Distribution of students by specialty (March 2004–March 2016).

  N (%) 
Mobile critical care physician  73 (15) 
Mobile critical care nurse  64 (13) 
Paediatrics/paediatric surgery resident  170 (34.5) 
Paediatrician  90 (18.2) 
Hospital nurse  56 (11.3) 
Traumatologist  15 (3) 
Anaesthesiologist  11 (2.2) 
Paediatric surgeon  6 (1.2) 
Family physician  6 (1.2) 
Plastic surgeon  2 (0.4) 
Total  493 
Materials and methods

We conducted a retrospective study of patients admitted to the paediatric intensive care unit (PICU) with traumatic injuries. We selected 2 historic cohorts that corresponded to a first period comprehending the 4 years preceding the implementation of the training courses (2001–2004, group 1) and a second period that included the last 4 years of activity (2012–2015, group 2). The AITP course is open to all health professionals and is offered twice a year in classes of 25 students each (originally 20). It includes a distance education portion in which students are given a manual with the theoretical contents, and a face-to-face portion delivered over two days. The face-to-face portion includes a brief review of the theory as well as training at the different skill stations, which cover the full range of interventions and decisions involved in the care of these patients: basic and advanced airway management, peripheral catheter placement, treatment of immediately life-threatening injuries in anaesthetised experimental animals (tension pneumothorax, massive haemothorax, cardiac tamponade), cervical collar placement and immobilisation of patient for transport, extrication, interpretation of radiologic tests and patient classification and triage. In addition to individual training, performance as part of a team is evaluated by practicing scenarios of accidents with multiple victims.

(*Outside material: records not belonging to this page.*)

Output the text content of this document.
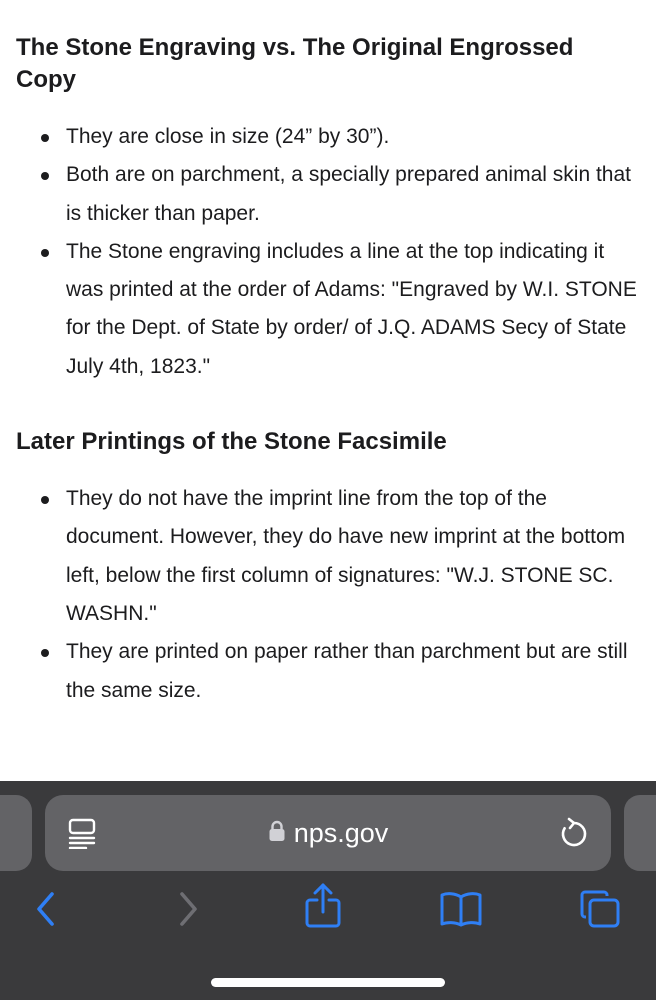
The Stone Engraving vs. The Original Engrossed Copy
They are close in size (24” by 30”).
Both are on parchment, a specially prepared animal skin that is thicker than paper.
The Stone engraving includes a line at the top indicating it was printed at the order of Adams: "Engraved by W.I. STONE for the Dept. of State by order/ of J.Q. ADAMS Secy of State July 4th, 1823."
Later Printings of the Stone Facsimile
They do not have the imprint line from the top of the document. However, they do have new imprint at the bottom left, below the first column of signatures: "W.J. STONE SC. WASHN."
They are printed on paper rather than parchment but are still the same size.
nps.gov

The course ends with a theoretical exam and a practical exam with actors (children in character) in which the student has to demonstrate the acquired skills by managing a variety of clinical scenarios.

In addition to demographic characteristics, the variables under study included the mechanism of injury, the team that provided initial care, the Glasgow Coma Score (GCS) at the time of initial care and the paediatric trauma score (PTS).

To assess the quality of initial trauma care, we evaluated 4 clinical indicators that are commonly used in studies of this type8,9 and that reflect the adherence to interventions considered indispensable in trauma care: use of a cervical collar, establishment of vascular access, orotracheal intubation in patients with a GCS of 8 or less, and placement of a gastric tube in patients with severe trauma (PTS8). We also included a fifth indicator that counted the number of interventions performed out of the first 4 recommended interventions: cervical immobilisation, oxygen administration, peripheral catheter placement and administration of intravenous fluids.

We collected the data from emergency department discharge summaries for patients managed in hospitals, or from the patient care reports that must be completed by ALS ambulance teams documenting the performed interventions.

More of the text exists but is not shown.